In the meantime, Suspicious Activity Reports dealt with by a British specialist police unit focusing on the proceeds of crime and corruption blocked just seven transactions in an entire year. Transparency International reported that the police unit during the previous year (2014) for seizing corrupt assets was “not fit for purpose”. Given the sheer scale of financial crimes and corruption taking place, this performance can only be seen as suspicious itself. In 2015, this police unit required emergency funding.
So widespread is corruption in Britain that Keith Bristow, director-general of the UK’s National Crime Agency, said in January that the scale of crime and its subsequent money laundering operations was “a strategic threat” to the country’s economy and reputation. “Many hundreds of billions of pounds of criminal money is almost certainly laundered through UK banks and their subsidiaries each year.” And yet the government facilitates it by actively doing nothing.
When it comes to conflict and war, Britain’s international performance is dire. Britain, as we now all know, was heavily involved in the fall and subsequent deaths of over a million innocent Iraqis. Its campaign in Libya has turned the wealthiest and healthiest African nation into a lawless cesspool ruled by terrorism and death. Syria is ongoing. This has manifested itself into a refugee crisis the likes of which has not been seen since the last world war and an escalation of terrorism continues.
The granting of licences by government for the sale of spying equipment and armaments to some of the most oppressive regimes in the world is another scandal that further destabilises world peace.

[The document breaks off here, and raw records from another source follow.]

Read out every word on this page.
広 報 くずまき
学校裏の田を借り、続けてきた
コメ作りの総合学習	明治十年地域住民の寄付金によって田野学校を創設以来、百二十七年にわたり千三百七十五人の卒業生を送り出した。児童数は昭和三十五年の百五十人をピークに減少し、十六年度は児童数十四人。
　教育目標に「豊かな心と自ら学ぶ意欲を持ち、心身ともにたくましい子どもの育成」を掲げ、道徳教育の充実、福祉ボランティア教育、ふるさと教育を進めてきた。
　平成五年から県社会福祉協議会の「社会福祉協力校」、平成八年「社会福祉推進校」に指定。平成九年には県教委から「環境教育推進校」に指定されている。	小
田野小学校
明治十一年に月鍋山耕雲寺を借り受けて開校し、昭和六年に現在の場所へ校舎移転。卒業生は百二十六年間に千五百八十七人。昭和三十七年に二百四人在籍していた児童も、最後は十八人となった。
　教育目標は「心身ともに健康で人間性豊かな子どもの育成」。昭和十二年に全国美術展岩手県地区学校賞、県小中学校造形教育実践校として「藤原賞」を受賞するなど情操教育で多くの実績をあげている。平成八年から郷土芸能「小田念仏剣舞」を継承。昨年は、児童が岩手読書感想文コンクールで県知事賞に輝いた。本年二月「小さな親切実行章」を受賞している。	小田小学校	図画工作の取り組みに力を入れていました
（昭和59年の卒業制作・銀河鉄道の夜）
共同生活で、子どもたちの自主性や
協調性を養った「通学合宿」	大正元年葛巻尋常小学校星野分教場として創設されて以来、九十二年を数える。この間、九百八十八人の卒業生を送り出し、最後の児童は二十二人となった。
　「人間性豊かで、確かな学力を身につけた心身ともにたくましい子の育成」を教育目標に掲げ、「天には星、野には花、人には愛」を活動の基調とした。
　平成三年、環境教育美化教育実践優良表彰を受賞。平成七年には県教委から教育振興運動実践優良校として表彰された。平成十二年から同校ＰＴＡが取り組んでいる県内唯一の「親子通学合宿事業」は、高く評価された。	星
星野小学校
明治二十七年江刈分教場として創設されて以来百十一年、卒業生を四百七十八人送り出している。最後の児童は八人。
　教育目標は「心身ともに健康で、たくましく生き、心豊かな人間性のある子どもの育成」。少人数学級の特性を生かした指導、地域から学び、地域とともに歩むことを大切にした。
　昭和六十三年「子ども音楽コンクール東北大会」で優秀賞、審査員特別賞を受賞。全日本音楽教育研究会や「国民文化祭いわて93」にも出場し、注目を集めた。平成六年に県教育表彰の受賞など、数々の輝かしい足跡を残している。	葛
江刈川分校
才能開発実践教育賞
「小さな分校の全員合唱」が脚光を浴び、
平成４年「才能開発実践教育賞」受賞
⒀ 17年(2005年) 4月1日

The Corruption Perception Index does not tackle the issues at hand. It confuses by focusing on pubic sector corruption, but private corporations are the worst offenders backed by significant government cooperation. Britain’s banking industry is not effectively cited even though it is mired in scandal, facilitates a huge international crime wave backed by money laundering services on an industrial scale along with the tax havens that supports it.